Snow White and the Seven Dwarfs was the first US feature film to release a soundtrack album in conjunction with a movie, but Disney doesn't own any of the songs. At the time, the studio didn't have a publishing company, so Bourne Co. Music Publishers secured the rights to all the music. While Disney was able to buy back most of the music from its other films, Bourne still owns Snow White's songs to this day.
Frank Capra used this in his Academy Award-winning film You Can't Take It With You in 1938, starring James Stewart and Jean Arthur.

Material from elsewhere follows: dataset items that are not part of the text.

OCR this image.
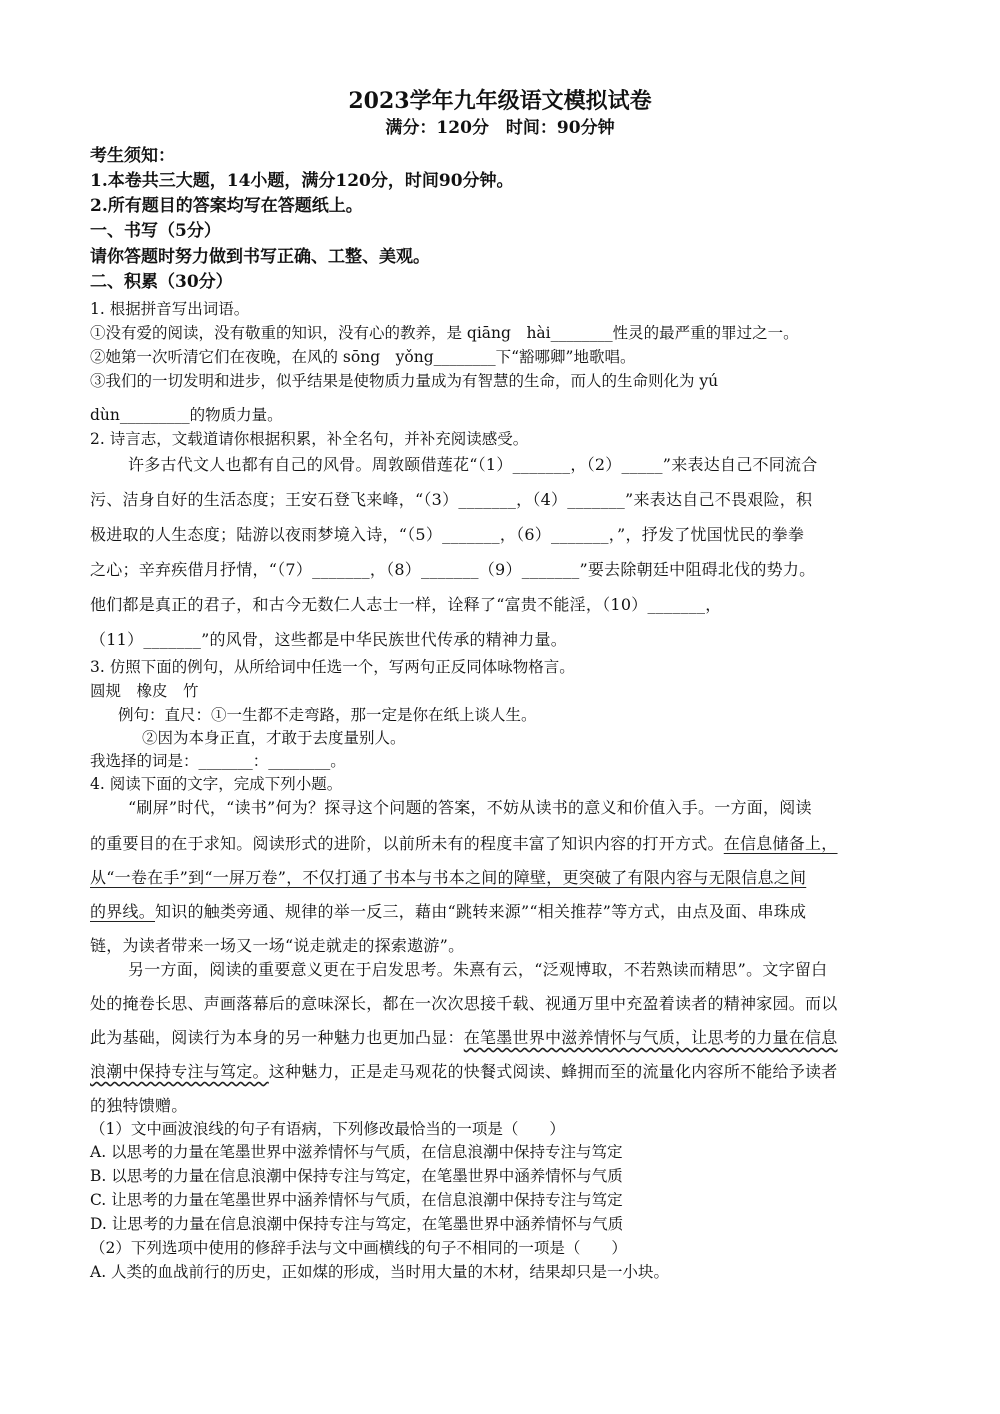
2023学年九年级语文模拟试卷
满分：120分　时间：90分钟
考生须知：
1.本卷共三大题，14小题，满分120分，时间90分钟。
2.所有题目的答案均写在答题纸上。
一、书写（5分）
请你答题时努力做到书写正确、工整、美观。
二、积累（30分）
1. 根据拼音写出词语。
①没有爱的阅读，没有敬重的知识，没有心的教养，是 qiāng　hài________性灵的最严重的罪过之一。
②她第一次听清它们在夜晚，在风的 sōng　yǒng________下“豁哪卿”地歌唱。
③我们的一切发明和进步，似乎结果是使物质力量成为有智慧的生命，而人的生命则化为 yú
dùn_________的物质力量。
2. 诗言志，文载道请你根据积累，补全名句，并补充阅读感受。
许多古代文人也都有自己的风骨。周敦颐借莲花“（1）_______，（2）_____”来表达自己不同流合
污、洁身自好的生活态度；王安石登飞来峰，“（3）_______，（4）_______”来表达自己不畏艰险，积
极进取的人生态度；陆游以夜雨梦境入诗，“（5）_______，（6）_______，”，抒发了忧国忧民的拳拳
之心；辛弃疾借月抒情，“（7）_______，（8）_______（9）_______”要去除朝廷中阻碍北伐的势力。
他们都是真正的君子，和古今无数仁人志士一样，诠释了“富贵不能淫，（10）_______，
（11）_______”的风骨，这些都是中华民族世代传承的精神力量。
3. 仿照下面的例句，从所给词中任选一个，写两句正反同体咏物格言。
圆规　橡皮　竹
例句：直尺：①一生都不走弯路，那一定是你在纸上谈人生。
②因为本身正直，才敢于去度量别人。
我选择的词是：_______：________。
4. 阅读下面的文字，完成下列小题。
“刷屏”时代，“读书”何为？探寻这个问题的答案，不妨从读书的意义和价值入手。一方面，阅读
的重要目的在于求知。阅读形式的进阶，以前所未有的程度丰富了知识内容的打开方式。在信息储备上，
从“一卷在手”到“一屏万卷”，不仅打通了书本与书本之间的障壁，更突破了有限内容与无限信息之间
的界线。知识的触类旁通、规律的举一反三，藉由“跳转来源”“相关推荐”等方式，由点及面、串珠成
链，为读者带来一场又一场“说走就走的探索遨游”。
另一方面，阅读的重要意义更在于启发思考。朱熹有云，“泛观博取，不若熟读而精思”。文字留白
处的掩卷长思、声画落幕后的意味深长，都在一次次思接千载、视通万里中充盈着读者的精神家园。而以
此为基础，阅读行为本身的另一种魅力也更加凸显：在笔墨世界中滋养情怀与气质，让思考的力量在信息
浪潮中保持专注与笃定。这种魅力，正是走马观花的快餐式阅读、蜂拥而至的流量化内容所不能给予读者
的独特馈赠。
（1）文中画波浪线的句子有语病，下列修改最恰当的一项是（　　）
A. 以思考的力量在笔墨世界中滋养情怀与气质，在信息浪潮中保持专注与笃定
B. 以思考的力量在信息浪潮中保持专注与笃定，在笔墨世界中涵养情怀与气质
C. 让思考的力量在笔墨世界中涵养情怀与气质，在信息浪潮中保持专注与笃定
D. 让思考的力量在信息浪潮中保持专注与笃定，在笔墨世界中涵养情怀与气质
（2）下列选项中使用的修辞手法与文中画横线的句子不相同的一项是（　　）
A. 人类的血战前行的历史，正如煤的形成，当时用大量的木材，结果却只是一小块。
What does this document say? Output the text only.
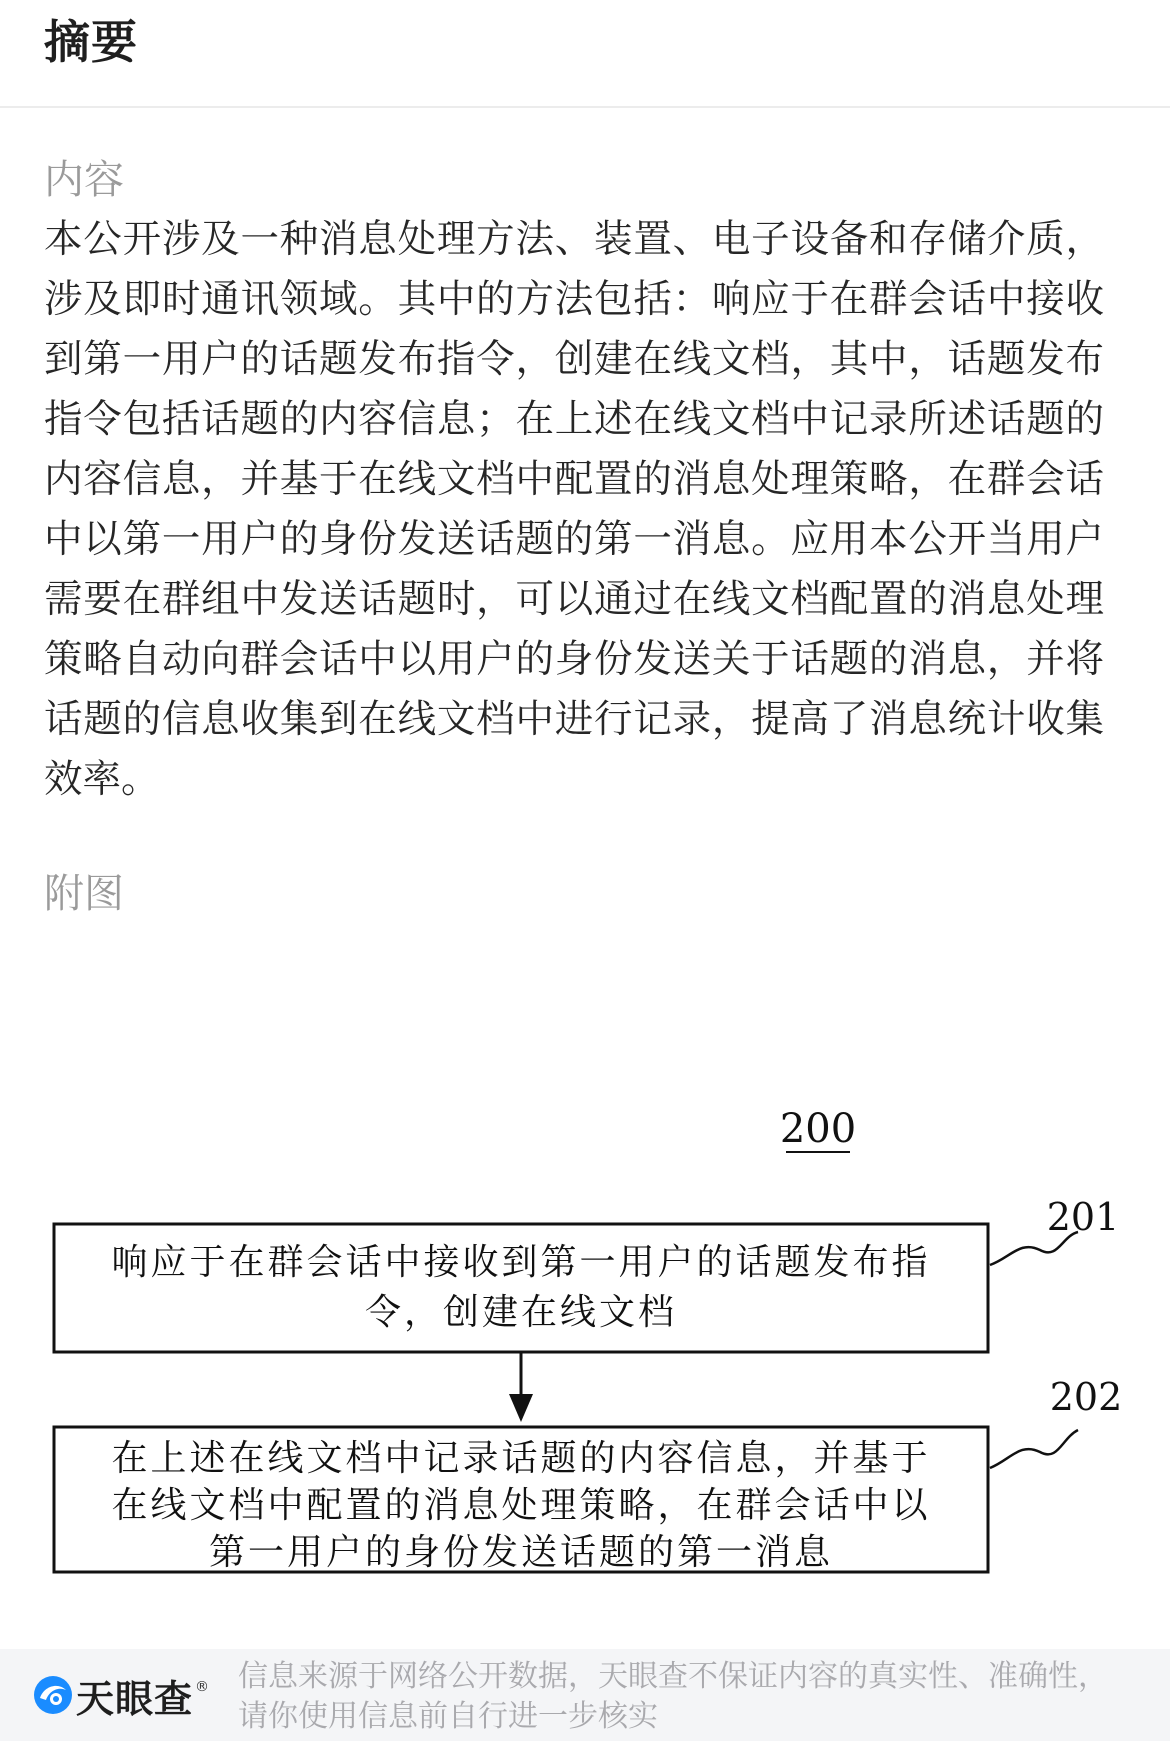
摘要
内容
本公开涉及一种消息处理方法、装置、电子设备和存储介质，涉及即时通讯领域。其中的方法包括：响应于在群会话中接收到第一用户的话题发布指令，创建在线文档，其中，话题发布指令包括话题的内容信息；在上述在线文档中记录所述话题的内容信息，并基于在线文档中配置的消息处理策略，在群会话中以第一用户的身份发送话题的第一消息。应用本公开当用户需要在群组中发送话题时，可以通过在线文档配置的消息处理策略自动向群会话中以用户的身份发送关于话题的消息，并将话题的信息收集到在线文档中进行记录，提高了消息统计收集效率。
附图
200
响应于在群会话中接收到第一用户的话题发布指
令，创建在线文档
201
在上述在线文档中记录话题的内容信息，并基于
在线文档中配置的消息处理策略，在群会话中以
第一用户的身份发送话题的第一消息
202
天眼查 ® 信息来源于网络公开数据，天眼查不保证内容的真实性、准确性，
请你使用信息前自行进一步核实
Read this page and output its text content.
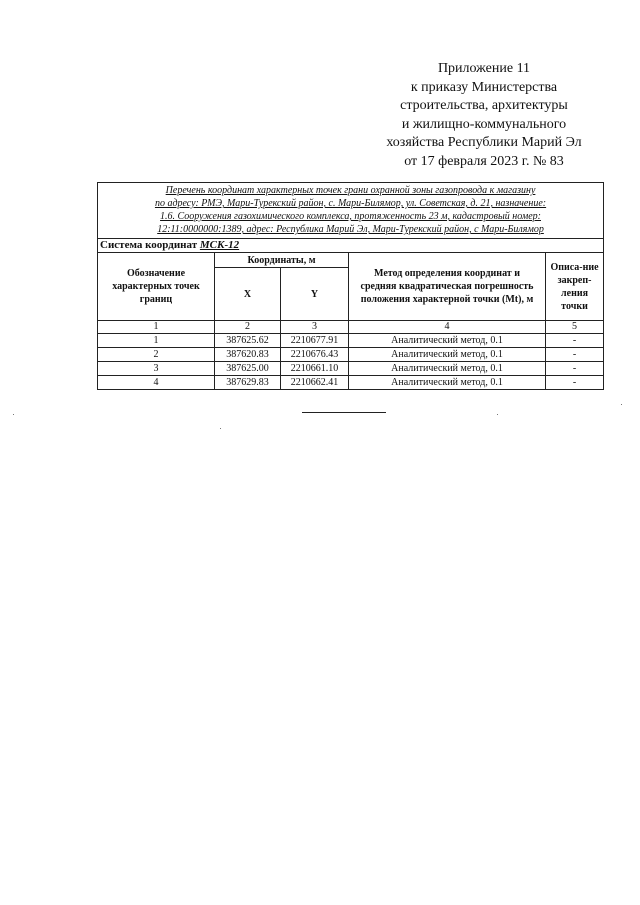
Приложение 11
к приказу Министерства
строительства, архитектуры
и жилищно-коммунального
хозяйства Республики Марий Эл
от 17 февраля 2023 г. № 83
Перечень координат характерных точек грани охранной зоны газопровода к магазину
по адресу: РМЭ, Мари-Турекский район, с. Мари-Билямор, ул. Советская, д. 21, назначение:
1.6. Сооружения газохимического комплекса, протяженность 23 м, кадастровый номер:
12:11:0000000:1389, адрес: Республика Марий Эл, Мари-Турекский район, с Мари-Билямор				

Система координат МСК-12				
Обозначение характерных точек границ	Координаты, м		Метод определения координат и средняя квадратическая погрешность положения характерной точки (Mt), м	Описа-ние закреп-ления точки
	X	Y		
1	2	3	4	5
1	387625.62	2210677.91	Аналитический метод, 0.1	-
2	387620.83	2210676.43	Аналитический метод, 0.1	-
3	387625.00	2210661.10	Аналитический метод, 0.1	-
4	387629.83	2210662.41	Аналитический метод, 0.1	-
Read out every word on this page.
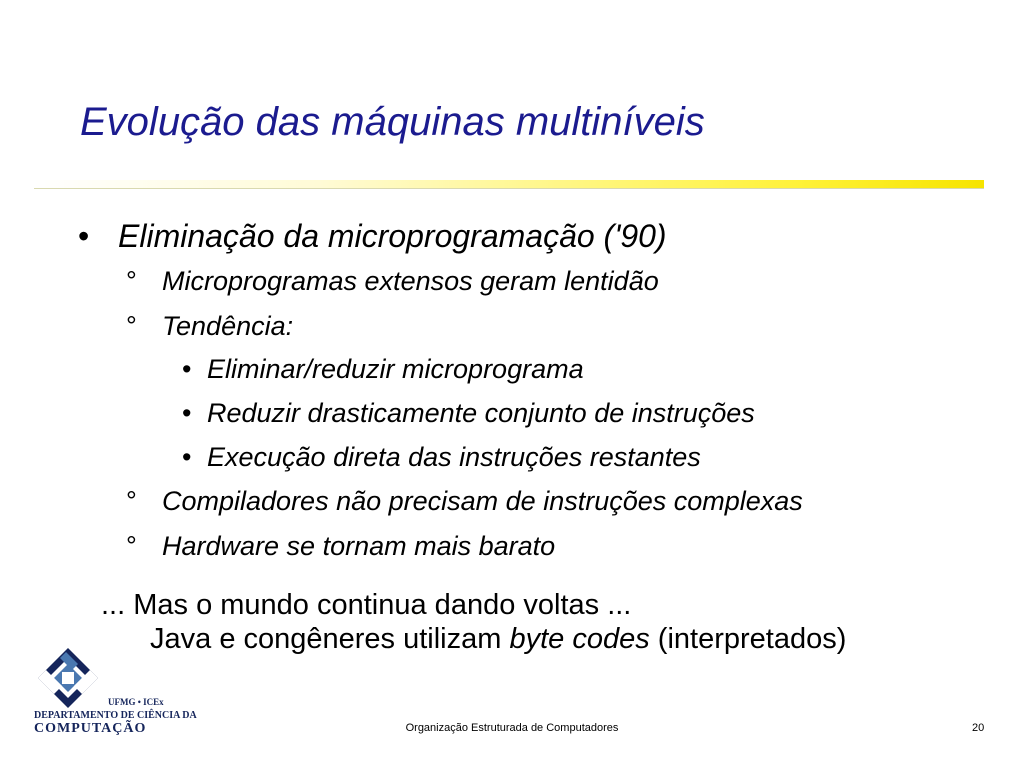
Evolução das máquinas multiníveis
• Eliminação da microprogramação ('90)
° Microprogramas extensos geram lentidão
° Tendência:
• Eliminar/reduzir microprograma
• Reduzir drasticamente conjunto de instruções
• Execução direta das instruções restantes
° Compiladores não precisam de instruções complexas
° Hardware se tornam mais barato
... Mas o mundo continua dando voltas ...
Java e congêneres utilizam byte codes (interpretados)
UFMG • ICEx
DEPARTAMENTO DE CIÊNCIA DA
COMPUTAÇÃO	Organização Estruturada de Computadores	20
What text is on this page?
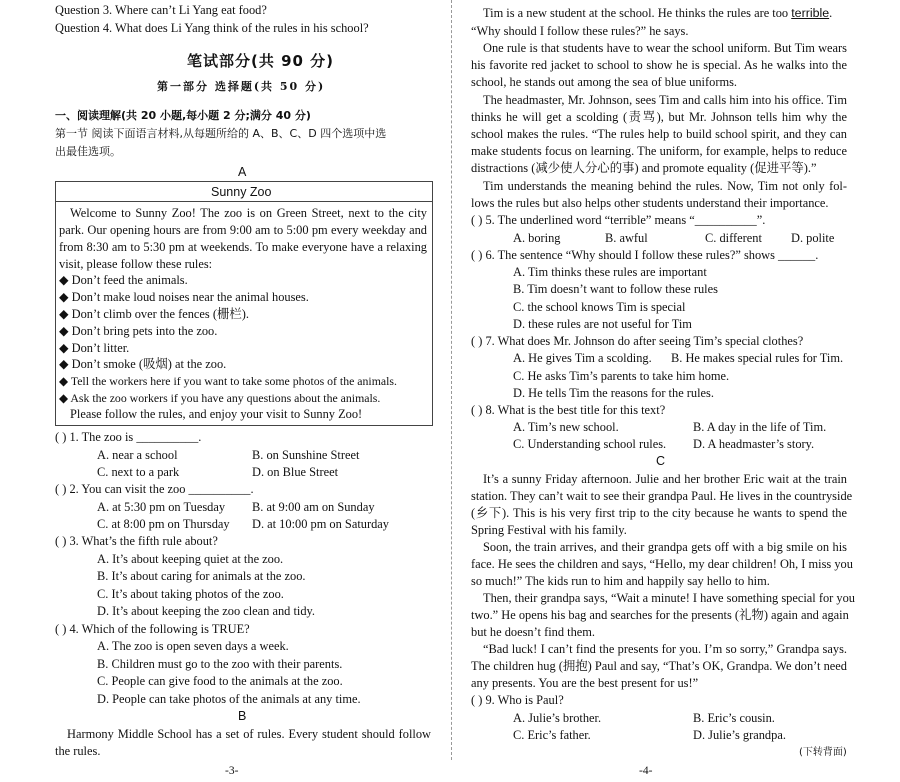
Question 3. Where can’t Li Yang eat food?
Question 4. What does Li Yang think of the rules in his school?
笔试部分(共 90 分)
第一部分 选择题(共 50 分)
一、阅读理解(共 20 小题,每小题 2 分;满分 40 分)
第一节 阅读下面语言材料,从每题所给的 A、B、C、D 四个选项中选
出最佳选项。
A
Sunny Zoo
Welcome to Sunny Zoo! The zoo is on Green Street, next to the city
park. Our opening hours are from 9:00 am to 5:00 pm every weekday and
from 8:30 am to 5:30 pm at weekends. To make everyone have a relaxing
visit, please follow these rules:
◆ Don’t feed the animals.
◆ Don’t make loud noises near the animal houses.
◆ Don’t climb over the fences (栅栏).
◆ Don’t bring pets into the zoo.
◆ Don’t litter.
◆ Don’t smoke (吸烟) at the zoo.
◆ Tell the workers here if you want to take some photos of the animals.
◆ Ask the zoo workers if you have any questions about the animals.
Please follow the rules, and enjoy your visit to Sunny Zoo!
( ) 1. The zoo is __________.
A. near a school	B. on Sunshine Street
C. next to a park	D. on Blue Street
( ) 2. You can visit the zoo __________.
A. at 5:30 pm on Tuesday B. at 9:00 am on Sunday
C. at 8:00 pm on Thursday D. at 10:00 pm on Saturday
( ) 3. What’s the fifth rule about?
A. It’s about keeping quiet at the zoo.
B. It’s about caring for animals at the zoo.
C. It’s about taking photos of the zoo.
D. It’s about keeping the zoo clean and tidy.
( ) 4. Which of the following is TRUE?
A. The zoo is open seven days a week.
B. Children must go to the zoo with their parents.
C. People can give food to the animals at the zoo.
D. People can take photos of the animals at any time.
B
Harmony Middle School has a set of rules. Every student should follow
the rules.
-3-
Tim is a new student at the school. He thinks the rules are too terrible.
“Why should I follow these rules?” he says.
One rule is that students have to wear the school uniform. But Tim wears
his favorite red jacket to school to show he is special. As he walks into the
school, he stands out among the sea of blue uniforms.
The headmaster, Mr. Johnson, sees Tim and calls him into his office. Tim
thinks he will get a scolding (责骂), but Mr. Johnson tells him why the
school makes the rules. “The rules help to build school spirit, and they can
make students focus on learning. The uniform, for example, helps to reduce
distractions (减少使人分心的事) and promote equality (促进平等).”
Tim understands the meaning behind the rules. Now, Tim not only fol-
lows the rules but also helps other students understand their importance.
( ) 5. The underlined word “terrible” means “__________”.
A. boring	B. awful	C. different D. polite
( ) 6. The sentence “Why should I follow these rules?” shows ______.
A. Tim thinks these rules are important
B. Tim doesn’t want to follow these rules
C. the school knows Tim is special
D. these rules are not useful for Tim
( ) 7. What does Mr. Johnson do after seeing Tim’s special clothes?
A. He gives Tim a scolding. B. He makes special rules for Tim.
C. He asks Tim’s parents to take him home.
D. He tells Tim the reasons for the rules.
( ) 8. What is the best title for this text?
A. Tim’s new school.	B. A day in the life of Tim.
C. Understanding school rules. D. A headmaster’s story.
C
It’s a sunny Friday afternoon. Julie and her brother Eric wait at the train
station. They can’t wait to see their grandpa Paul. He lives in the countryside
(乡下). This is his very first trip to the city because he wants to spend the
Spring Festival with his family.
Soon, the train arrives, and their grandpa gets off with a big smile on his
face. He sees the children and says, “Hello, my dear children! Oh, I miss you
so much!” The kids run to him and happily say hello to him.
Then, their grandpa says, “Wait a minute! I have something special for you
two.” He opens his bag and searches for the presents (礼物) again and again
but he doesn’t find them.
“Bad luck! I can’t find the presents for you. I’m so sorry,” Grandpa says.
The children hug (拥抱) Paul and say, “That’s OK, Grandpa. We don’t need
any presents. You are the best present for us!”
( ) 9. Who is Paul?
A. Julie’s brother.	B. Eric’s cousin.
C. Eric’s father.	D. Julie’s grandpa.
(下转背面)
-4-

Starring in a seminal Disney production that was also the highest-grossing film of 1937 was a double-edged sword for Caselotti. If she agreed to be Snow White, she would always have to be Snow White. Her contract forbid her from appearing in any other film or media, even another Disney production. But there were a couple slips: In the Wizard of Oz, she speaks the line, "Wherefore art thou Romeo?" in the Tin Man's song, "If I Only Had A Heart." She can also be heard singing in It's A Wonderful Life (1943) when George Bailey is praying in Martini's bar.
This was used on Pretty Little Liars in the 2016 episode "Where Somebody Waits for Me."
Frank Sinatra Jr. performed this with Joey Heatherton and Paul Lynde on the 1968 variety show Dean Martin Presents the Golddiggers.